The holiday gift on real estate investors’ lists this year is: student housing.
Investcorp picked up more than $300 million worth of the darling asset class, including two properties in Texas, the Bahrain-based investor said in a news release.
The purchase includes four properties and totals almost 3,000 beds.
The properties are located off-campus near Texas A&M University in College Station, Texas State University in San Marcos, University of Kentucky in Lexington and University of Oklahoma in Norman. The addresses and sellers weren’t disclosed.
The asset at Texas A&M has 792 beds and is 99 percent occupied; the Texas State asset has 486 beds and is 98 percent occupied.
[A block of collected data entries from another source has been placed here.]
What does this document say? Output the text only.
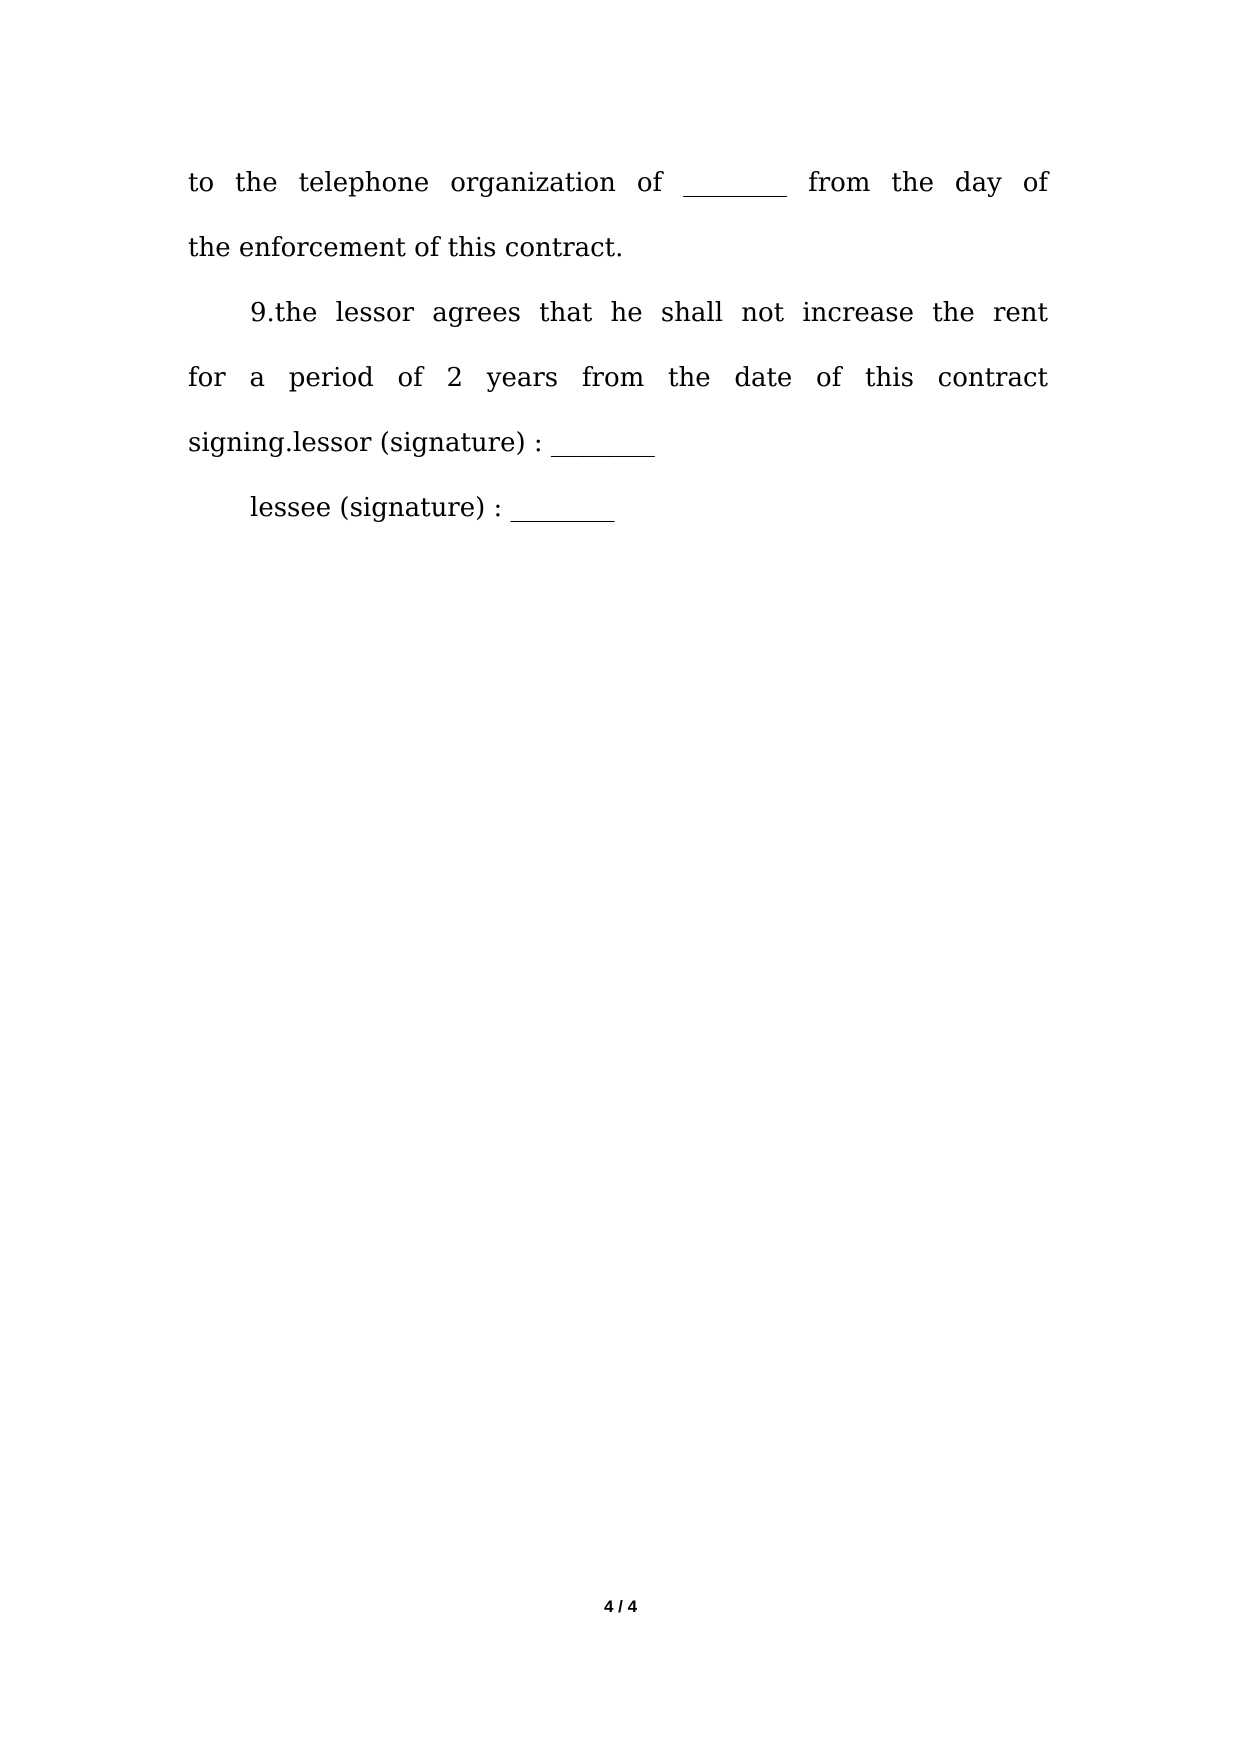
to the telephone organization of ________ from the day of
the enforcement of this contract.
9.the lessor agrees that he shall not increase the rent
for a period of 2 years from the date of this contract
signing.lessor (signature) : ________
lessee (signature) : ________
4 / 4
The property at University of Kentucky has 699 beds and is 96 percent occupied. The 684-bed asset at University of Oklahoma asset is 99 percent occupied.
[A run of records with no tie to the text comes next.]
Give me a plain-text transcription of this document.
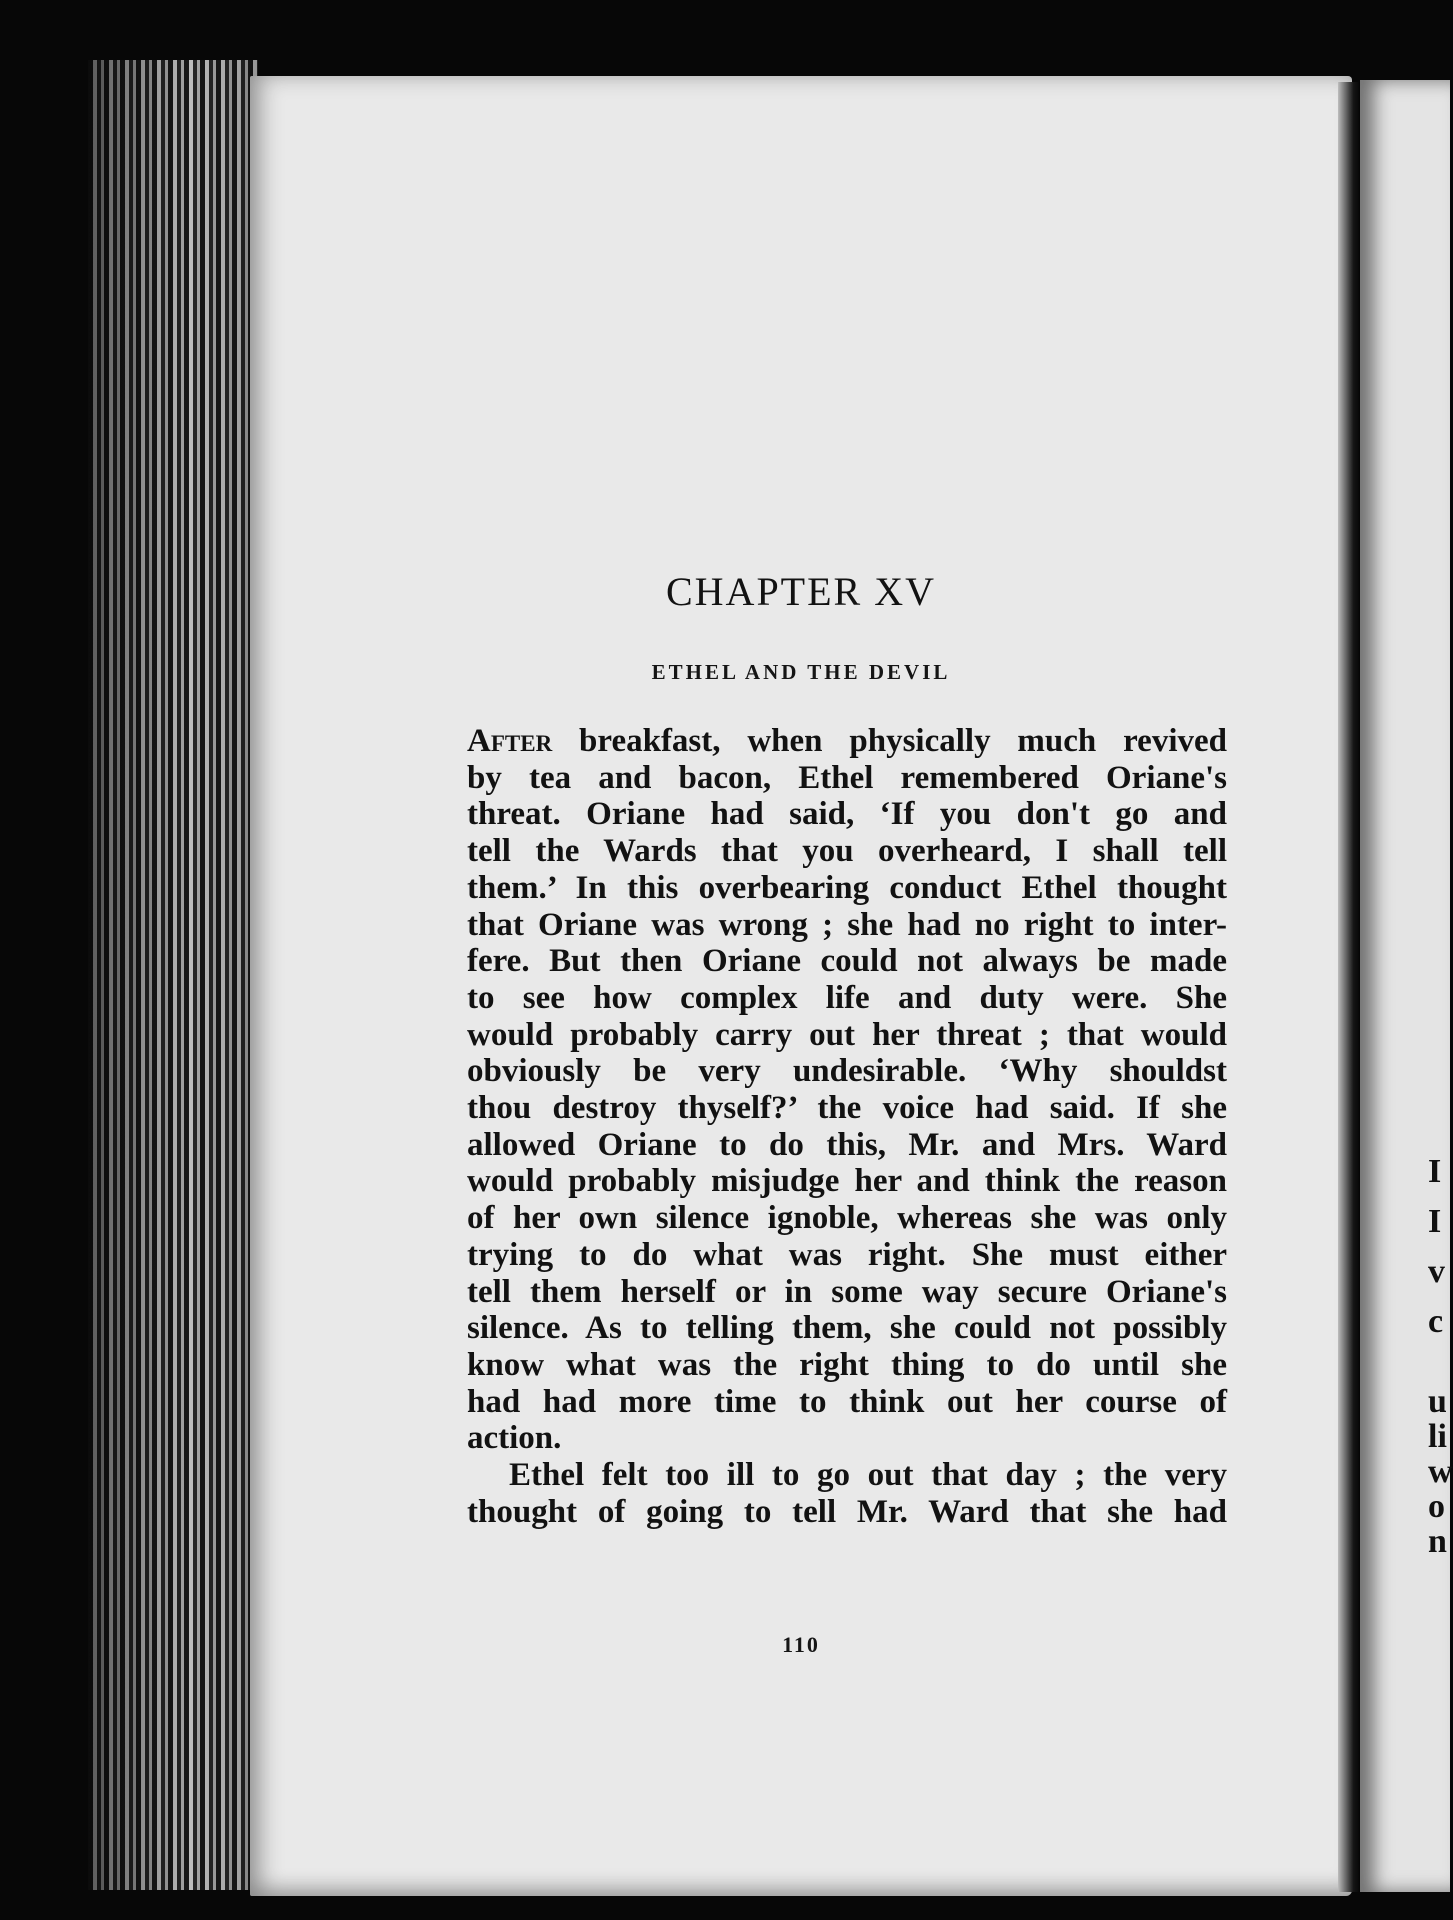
I
I
v
c
u
li
w
o
n
CHAPTER XV
ETHEL AND THE DEVIL
After breakfast, when physically much revived
by tea and bacon, Ethel remembered Oriane's
threat. Oriane had said, ‘If you don't go and
tell the Wards that you overheard, I shall tell
them.’ In this overbearing conduct Ethel thought
that Oriane was wrong ; she had no right to inter-
fere. But then Oriane could not always be made
to see how complex life and duty were. She
would probably carry out her threat ; that would
obviously be very undesirable. ‘Why shouldst
thou destroy thyself?’ the voice had said. If she
allowed Oriane to do this, Mr. and Mrs. Ward
would probably misjudge her and think the reason
of her own silence ignoble, whereas she was only
trying to do what was right. She must either
tell them herself or in some way secure Oriane's
silence. As to telling them, she could not possibly
know what was the right thing to do until she
had had more time to think out her course of
action.
Ethel felt too ill to go out that day ; the very
thought of going to tell Mr. Ward that she had
110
This isn’t Investcorp’s first student housing purchase. It has owned and managed about 20,000 beds across 30 investments, the release said.
Unlike the tumultuous multifamily and office markets, student housing has remained resilient even in the face of high interest rates.
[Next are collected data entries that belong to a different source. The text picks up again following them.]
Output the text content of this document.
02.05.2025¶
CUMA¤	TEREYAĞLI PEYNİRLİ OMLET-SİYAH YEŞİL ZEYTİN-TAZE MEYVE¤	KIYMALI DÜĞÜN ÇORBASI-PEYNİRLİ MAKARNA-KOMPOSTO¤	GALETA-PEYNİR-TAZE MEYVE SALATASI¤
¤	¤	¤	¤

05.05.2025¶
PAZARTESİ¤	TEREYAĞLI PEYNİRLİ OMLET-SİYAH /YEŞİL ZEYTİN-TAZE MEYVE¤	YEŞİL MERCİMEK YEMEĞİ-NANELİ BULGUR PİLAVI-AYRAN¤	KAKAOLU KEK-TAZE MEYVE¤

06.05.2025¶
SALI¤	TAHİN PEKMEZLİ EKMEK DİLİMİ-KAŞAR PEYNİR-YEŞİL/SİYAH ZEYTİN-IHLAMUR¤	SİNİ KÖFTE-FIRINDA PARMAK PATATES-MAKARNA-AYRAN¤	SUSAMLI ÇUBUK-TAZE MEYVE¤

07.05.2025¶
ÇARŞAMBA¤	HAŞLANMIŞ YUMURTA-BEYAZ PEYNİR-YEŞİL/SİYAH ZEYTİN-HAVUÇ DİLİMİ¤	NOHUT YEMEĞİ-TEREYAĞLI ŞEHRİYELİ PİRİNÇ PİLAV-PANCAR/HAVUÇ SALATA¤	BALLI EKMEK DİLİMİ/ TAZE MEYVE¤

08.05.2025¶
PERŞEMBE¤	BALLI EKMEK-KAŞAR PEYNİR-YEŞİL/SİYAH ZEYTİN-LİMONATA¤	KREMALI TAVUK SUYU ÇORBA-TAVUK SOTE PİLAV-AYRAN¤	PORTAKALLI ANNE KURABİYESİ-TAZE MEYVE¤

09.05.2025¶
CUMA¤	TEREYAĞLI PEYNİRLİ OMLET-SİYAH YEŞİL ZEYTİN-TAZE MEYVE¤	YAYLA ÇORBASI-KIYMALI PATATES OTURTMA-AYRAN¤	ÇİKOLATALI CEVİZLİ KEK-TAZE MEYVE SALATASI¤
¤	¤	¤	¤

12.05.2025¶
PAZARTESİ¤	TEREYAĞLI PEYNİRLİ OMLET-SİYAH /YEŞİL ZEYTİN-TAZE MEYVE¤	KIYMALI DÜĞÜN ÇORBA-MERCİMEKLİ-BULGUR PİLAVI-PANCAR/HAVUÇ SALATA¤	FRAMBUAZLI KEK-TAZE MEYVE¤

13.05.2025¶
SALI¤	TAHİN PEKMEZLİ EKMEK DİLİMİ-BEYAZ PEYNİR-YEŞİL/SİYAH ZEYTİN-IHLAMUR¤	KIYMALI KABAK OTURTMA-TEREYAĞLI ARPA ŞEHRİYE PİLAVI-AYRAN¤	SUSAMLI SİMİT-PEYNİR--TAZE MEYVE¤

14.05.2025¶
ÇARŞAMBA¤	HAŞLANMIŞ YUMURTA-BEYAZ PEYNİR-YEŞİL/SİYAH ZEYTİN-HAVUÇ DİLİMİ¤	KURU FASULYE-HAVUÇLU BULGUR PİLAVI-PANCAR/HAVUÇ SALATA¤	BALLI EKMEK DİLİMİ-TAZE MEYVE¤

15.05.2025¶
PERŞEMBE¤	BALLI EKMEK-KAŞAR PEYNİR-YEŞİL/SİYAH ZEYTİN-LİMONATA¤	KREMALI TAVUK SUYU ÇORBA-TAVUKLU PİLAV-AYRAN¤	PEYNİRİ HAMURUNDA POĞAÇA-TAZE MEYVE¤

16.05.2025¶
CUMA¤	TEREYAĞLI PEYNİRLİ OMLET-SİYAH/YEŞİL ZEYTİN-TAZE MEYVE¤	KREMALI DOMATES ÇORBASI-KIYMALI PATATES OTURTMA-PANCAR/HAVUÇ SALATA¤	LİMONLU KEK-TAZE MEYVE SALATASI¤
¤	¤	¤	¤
This school year, student housing has seen rent growth averaging 5 percent across the top 200 university markets, the Investcorp release noted, citing Yardi.
That’s in part because there’s a shortage of student housing.
Schools are enrolling 1.34 students for each available bed at the top 20 universities by housing inventory, CoStar reported, citing data from Walker and Dunlop in May. That ratio was 1.46 at Texas Tech University, 1.23 at Texas A&M University and 1.04 at the University of Texas at Austin.